First, every continuity plan has communication at its heart during the invocation stage. The London bombings proved that, when mobile communication is unavailable, landlines become swamped and cannot cope with the sheer volume of calls. Problems surrounding over-reliance on mobile phones, along with what to do if landlines become unavailable, need be given real consideration.

Second, employee logistics need to be seriously considered. What would happen if a city-centre transport system was locked down and potentially thousands of employees could not get to work? What are your obligations as an employer?

The London bombings closed the transport network essentially for one day each time and, as the weekend approached, many organisations allowed employees the day off or the option of working from home. Had there been any hint of chemical or biological attacks, this could have been extended by many weeks, bringing with it a completely different set of problems for human-resources departments.
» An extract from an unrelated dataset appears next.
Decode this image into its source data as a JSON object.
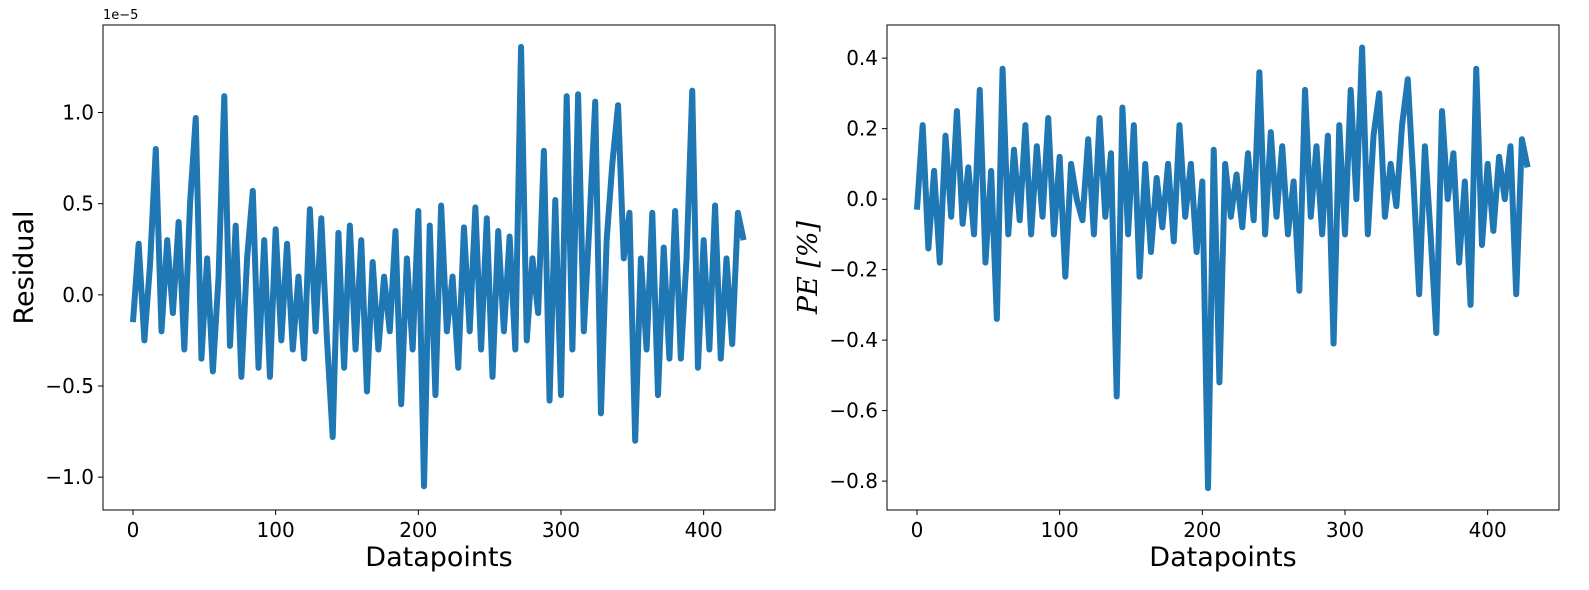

However, merely talking about 'what' and 'if' proves there is a need to have a plan in place to ensure business does not come to a complete standstill.

There are a few options: either have a contingency plan that involves bringing private transport solutions (if allowed access) to a predetermined location, arrange hotel accommodation, have systems and infrastructure that cater for large numbers of home users, or opt to utilise alternative work-place facilities outside of city centres.

A perceived threat

The third lesson revolves around what happens when an invocation takes place because of a perceived threat, rather than actual loss. In the case of organisations whose plan uses a shared resource, then this has the potential to impact on the recovery ability of an organisation that has actually been affected and particularly applies to shared services that have a high number of subscribers or operate an equitable sharing scheme that may see available space divided among those on standby and not just those organisations actually affected.

The rights of clients in terms of standby of plans versus actual invocation, or the ability to invoke based on perceived rather than actual incidents, are issues on which the industry as a whole, and individual providers, needs to be clearly defined.

There are still many lessons being learned, in every, respect from the London bombings. If businesses are to genuinely reduce the impact in human and economic terms, it is important that these lessons are heeded by those with existing plans and vital for those just starting the process.